The rain's a pouring, and our Daddy's snoring, but only until 3. Mommy, help me! Can't you even see?
It's so boring! Says, Mom, abhorring, You're whoring! Get over it, girls! Don't make your straight hair turn into curls! I'll never admit that I was unfit!
We grew up but things just got weirder. Our repressed depressions didn't make things clearer: burying baby blankets in closets of college. having perfectionism and panic attacks hid all of our knowledge. fucking guys, random with wreckless abandon, getting drunk into our late twenties still trying to erase Pittsburgh, Clearwater, and the Alleghenies.. loving and hating each other the most because what happened to us was so gross.

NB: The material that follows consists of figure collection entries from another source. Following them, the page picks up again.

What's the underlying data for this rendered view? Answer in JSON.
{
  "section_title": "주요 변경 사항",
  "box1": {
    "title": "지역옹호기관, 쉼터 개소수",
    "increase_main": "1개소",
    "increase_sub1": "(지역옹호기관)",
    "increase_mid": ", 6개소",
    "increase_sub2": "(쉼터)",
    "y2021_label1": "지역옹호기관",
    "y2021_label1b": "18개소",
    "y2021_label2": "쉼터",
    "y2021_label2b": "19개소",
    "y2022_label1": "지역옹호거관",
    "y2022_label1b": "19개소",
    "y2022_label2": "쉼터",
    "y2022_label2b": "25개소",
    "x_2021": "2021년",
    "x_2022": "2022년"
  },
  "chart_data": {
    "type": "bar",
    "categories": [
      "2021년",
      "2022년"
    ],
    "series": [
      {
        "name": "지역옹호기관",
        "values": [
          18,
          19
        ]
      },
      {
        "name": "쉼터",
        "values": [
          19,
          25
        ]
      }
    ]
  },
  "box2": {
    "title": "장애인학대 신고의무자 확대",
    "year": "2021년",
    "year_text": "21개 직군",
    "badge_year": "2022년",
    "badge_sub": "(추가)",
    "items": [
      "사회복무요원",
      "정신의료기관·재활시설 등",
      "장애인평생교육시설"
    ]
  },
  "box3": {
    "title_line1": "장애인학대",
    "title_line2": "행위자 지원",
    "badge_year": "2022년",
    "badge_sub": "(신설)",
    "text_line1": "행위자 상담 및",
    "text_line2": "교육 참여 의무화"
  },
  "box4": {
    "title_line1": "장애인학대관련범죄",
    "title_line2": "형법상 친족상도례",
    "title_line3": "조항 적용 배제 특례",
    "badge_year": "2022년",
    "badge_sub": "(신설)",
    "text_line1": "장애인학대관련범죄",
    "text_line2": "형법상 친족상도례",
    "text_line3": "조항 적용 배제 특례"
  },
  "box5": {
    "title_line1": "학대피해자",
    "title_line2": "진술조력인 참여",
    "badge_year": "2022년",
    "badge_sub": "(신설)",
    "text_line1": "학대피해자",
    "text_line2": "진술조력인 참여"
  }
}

But, let's rewrite this code: Staying strong, righting all the wrong. forming a bond we'll always consider fond.
Family: us, three! Sisters forever, nothing that terrible could ever sever.
We can't let them win or get under our skin, our scales, our fins... Let's just stay together, forever, and swim.
Fangs out, Bangs out, Sucking the blood out of all the doubt. Becoming monsters but no longer victims Sirens enticing others to us with our dictums.
Changing our history Making a new mystery out of our bewitchery.